Aufregung am Montagabend im Aarauer Scheibenschachen: Bei der Glassammelstelle schwirrten abertausende Bienen um einen schwarzen Abfallsack. Hatte da jemand tatsächlich einen Bienenschwarm entsorgt, die Königin in den Güselsack gestopft?
„So etwas habe ich noch nie erlebt“, sagte Imker Mathias Gantner, „und ich bin nun doch schon seit über dreissig Jahren unterwegs.“

Fassungslosigkeit im Scheibenschachen-Quartier

So fassungslos stand Gantner am Montagabend im Aarauer Scheibenschachen-Quartier, aufgeboten von Bereitschafts-Offizier Christian Oberle von der Stützpunktfeuerwehr Aarau. Der Grund: Bei der Glassammelstelle schwirrten abertausende Bienen um einen schwarzen Abfallsack. Hatte da jemand tatsächlich einen Bienenschwarm entsorgt, die Königin in den Abfallsack gestopft?

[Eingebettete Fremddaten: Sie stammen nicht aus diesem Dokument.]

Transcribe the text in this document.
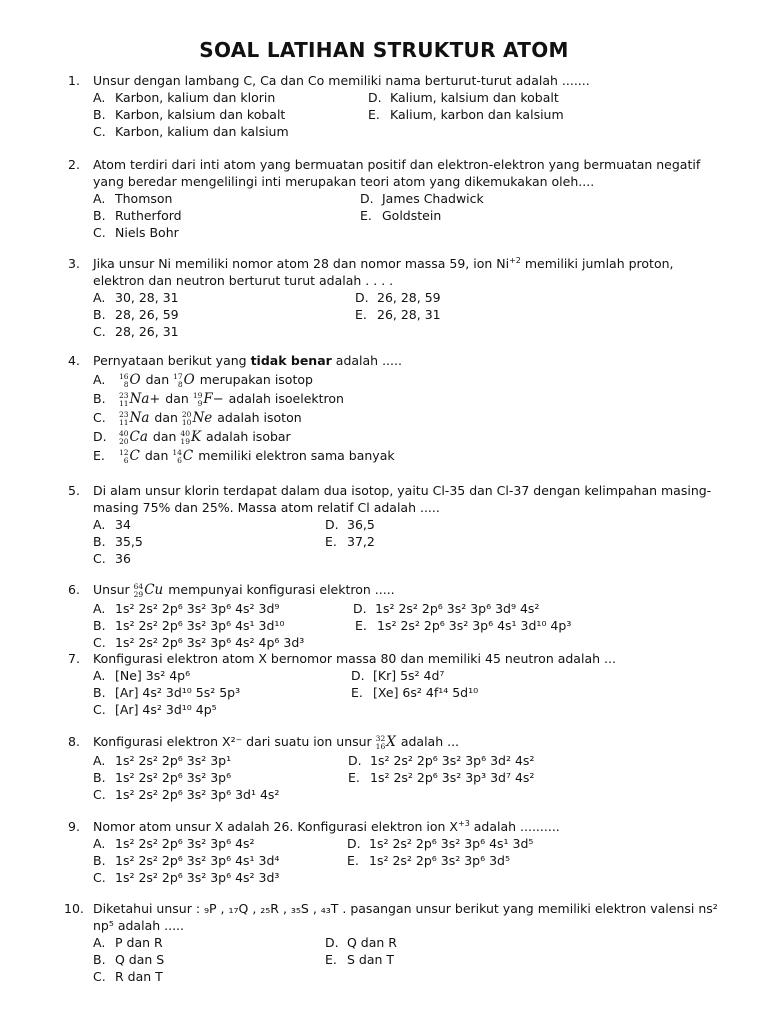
SOAL LATIHAN STRUKTUR ATOM
1. Unsur dengan lambang C, Ca dan Co memiliki nama berturut-turut adalah .......
A. Karbon, kalium dan klorin	D. Kalium, kalsium dan kobalt
B. Karbon, kalsium dan kobalt	E. Kalium, karbon dan kalsium
C. Karbon, kalium dan kalsium
2. Atom terdiri dari inti atom yang bermuatan positif dan elektron-elektron yang bermuatan negatif yang beredar mengelilingi inti merupakan teori atom yang dikemukakan oleh....
A. Thomson	D. James Chadwick
B. Rutherford	E. Goldstein
C. Niels Bohr
3. Jika unsur Ni memiliki nomor atom 28 dan nomor massa 59, ion $Ni^{+2}$ memiliki jumlah proton, elektron dan neutron berturut turut adalah . . . .
A. 30, 28, 31	D. 26, 28, 59
B. 28, 26, 59	E. 26, 28, 31
C. 28, 26, 31
4. Pernyataan berikut yang tidak benar adalah .....
A. 16
8 O dan 17
8 O merupakan isotop
B. 23
11 Na + dan 19
9 F − adalah isoelektron
C. 23
11 Na dan 20
10 Ne adalah isoton
D. 40
20 Ca dan 40
19 K adalah isobar
E. 12
6 C dan 14
6 C memiliki elektron sama banyak
5. Di alam unsur klorin terdapat dalam dua isotop, yaitu Cl-35 dan Cl-37 dengan kelimpahan masing-masing 75% dan 25%. Massa atom relatif Cl adalah .....
A. 34	D. 36,5
B. 35,5	E. 37,2
C. 36
6. Unsur 64
29 Cu mempunyai konfigurasi elektron .....
A. 1s² 2s² 2p⁶ 3s² 3p⁶ 4s² 3d⁹	D. 1s² 2s² 2p⁶ 3s² 3p⁶ 3d⁹ 4s²
B. 1s² 2s² 2p⁶ 3s² 3p⁶ 4s¹ 3d¹⁰	E. 1s² 2s² 2p⁶ 3s² 3p⁶ 4s¹ 3d¹⁰ 4p³
C. 1s² 2s² 2p⁶ 3s² 3p⁶ 4s² 4p⁶ 3d³
7. Konfigurasi elektron atom X bernomor massa 80 dan memiliki 45 neutron adalah ...
A. [Ne] 3s² 4p⁶	D. [Kr] 5s² 4d⁷
B. [Ar] 4s² 3d¹⁰ 5s² 5p³	E. [Xe] 6s² 4f¹⁴ 5d¹⁰
C. [Ar] 4s² 3d¹⁰ 4p⁵
8. Konfigurasi elektron X²⁻ dari suatu ion unsur 32
16 X adalah ...
A. 1s² 2s² 2p⁶ 3s² 3p¹	D. 1s² 2s² 2p⁶ 3s² 3p⁶ 3d² 4s²
B. 1s² 2s² 2p⁶ 3s² 3p⁶	E. 1s² 2s² 2p⁶ 3s² 3p³ 3d⁷ 4s²
C. 1s² 2s² 2p⁶ 3s² 3p⁶ 3d¹ 4s²
9. Nomor atom unsur X adalah 26. Konfigurasi elektron ion $X^{+3}$ adalah ..........
A. 1s² 2s² 2p⁶ 3s² 3p⁶ 4s²	D. 1s² 2s² 2p⁶ 3s² 3p⁶ 4s¹ 3d⁵
B. 1s² 2s² 2p⁶ 3s² 3p⁶ 4s¹ 3d⁴	E. 1s² 2s² 2p⁶ 3s² 3p⁶ 3d⁵
C. 1s² 2s² 2p⁶ 3s² 3p⁶ 4s² 3d³
10. Diketahui unsur : ₉P , ₁₇Q , ₂₅R , ₃₅S , ₄₃T . pasangan unsur berikut yang memiliki elektron valensi ns² np⁵ adalah .....
A. P dan R	D. Q dan R
B. Q dan S	E. S dan T
C. R dan T
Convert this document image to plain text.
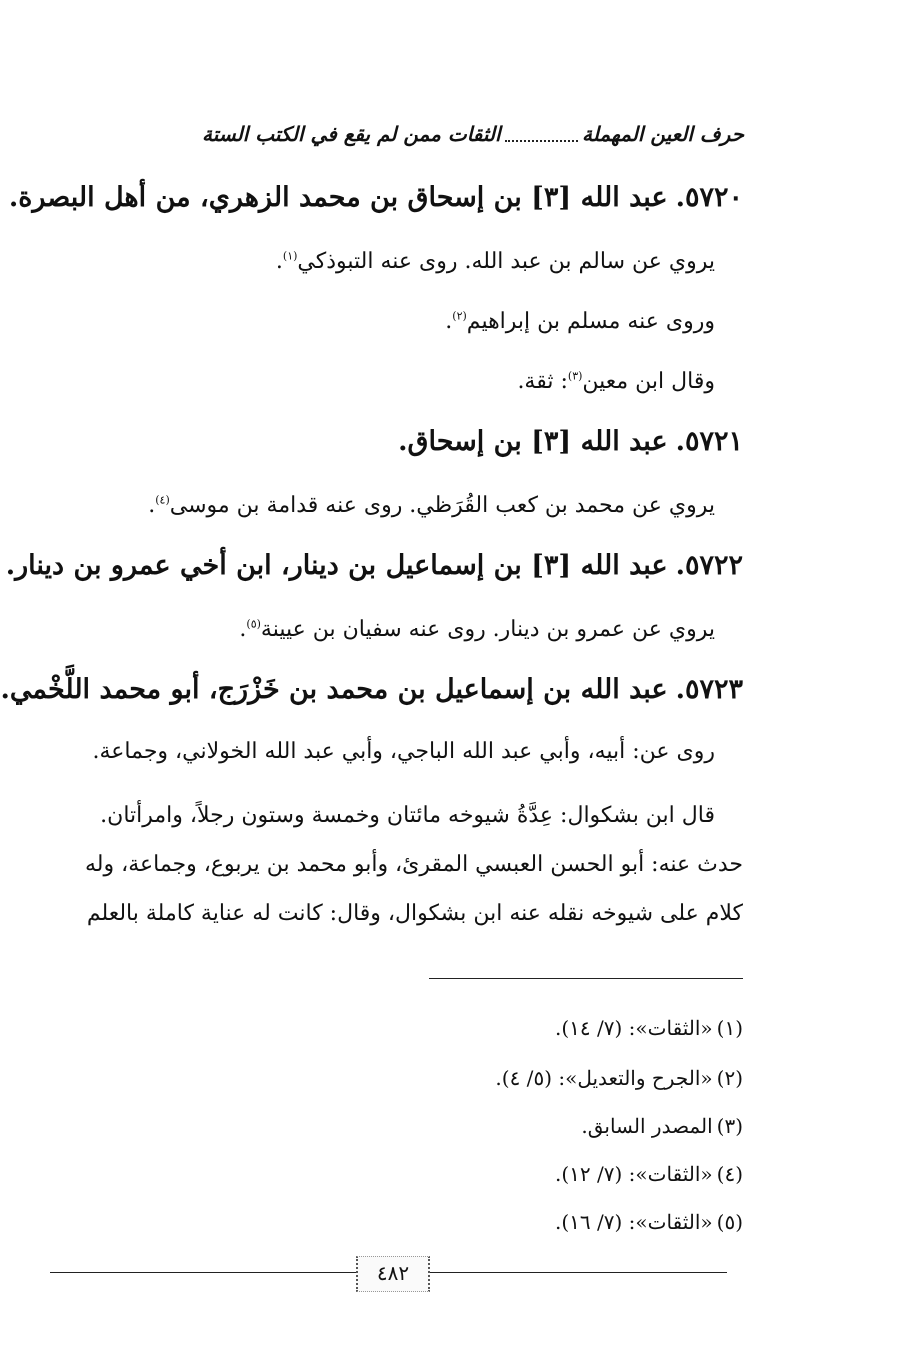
حرف العين المهملة
الثقات ممن لم يقع في الكتب الستة
٥٧٢٠.عبد الله [٣] بن إسحاق بن محمد الزهري، من أهل البصرة.
يروي عن سالم بن عبد الله. روى عنه التبوذكي$^{(١)}$.
وروى عنه مسلم بن إبراهيم$^{(٢)}$.
وقال ابن معين$^{(٣)}$: ثقة.
٥٧٢١.عبد الله [٣] بن إسحاق.
يروي عن محمد بن كعب القُرَظي. روى عنه قدامة بن موسى$^{(٤)}$.
٥٧٢٢.عبد الله [٣] بن إسماعيل بن دينار، ابن أخي عمرو بن دينار.
يروي عن عمرو بن دينار. روى عنه سفيان بن عيينة$^{(٥)}$.
٥٧٢٣.عبد الله بن إسماعيل بن محمد بن خَزْرَج، أبو محمد اللَّخْمي.
روى عن: أبيه، وأبي عبد الله الباجي، وأبي عبد الله الخولاني، وجماعة.
قال ابن بشكوال: عِدَّةُ شيوخه مائتان وخمسة وستون رجلاً، وامرأتان.
حدث عنه: أبو الحسن العبسي المقرئ، وأبو محمد بن يربوع، وجماعة، وله
كلام على شيوخه نقله عنه ابن بشكوال، وقال: كانت له عناية كاملة بالعلم
(١)«الثقات»: (٧/ ١٤).
(٢)«الجرح والتعديل»: (٥/ ٤).
(٣)المصدر السابق.
(٤)«الثقات»: (٧/ ١٢).
(٥)«الثقات»: (٧/ ١٦).
٤٨٢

In Zuckerwasser getränktes T-Shirt

Der Aarauer Imker fand im Sack aber keine Königin, sondern einen Plastikeimer, darin ein zerschlagenes Einmachglas und ein T-Shirt, alles getränkt mit Zuckerwasser, über und über mit hungrigen Bienen besetzt. Die Bienen waren nicht ihrer Königin gefolgt, sondern dem verlockenden Duft nach Zucker. Der ist im Moment so begehrt, dass die Tiere aus einem Umkreis von vier bis fünf Kilometern angezogen wurden. „Ich muss die Bienen seit zwei Monaten zufüttern“, sagte Gantner.

Bienen leiden an Hunger

Wegen der anhaltenden Trockenheit fehlt es an Blüten, die Bienen können keinen Nektar und keine Pollen sammeln und leiden Hunger. Mit dem Zuckerwasser fanden viele Bienen aber auch den Tod: Zu Hunderten ertranken sie im Kessel. Gantner versuchte noch, so viele von ihnen im letzten Moment aus dem Sirup zu retten. Denn das Verheerende an so grossen Ausfällen: Die Tiere, die im Volk den Nachwuchs pflegen, müssen die Ausfälle kompensieren und selber ausfliegen. „Dadurch werden die Jungen vernachlässigt“, so Gantner. „Das kann lebensbedrohlich sein für ein Volk.“ Im Fall vom Montagabend könnte dieses Schicksal gleich mehrere Völker treffen; mindestens drei verschiedene, unterschiedlich gefärbte Völker zählte Gantner.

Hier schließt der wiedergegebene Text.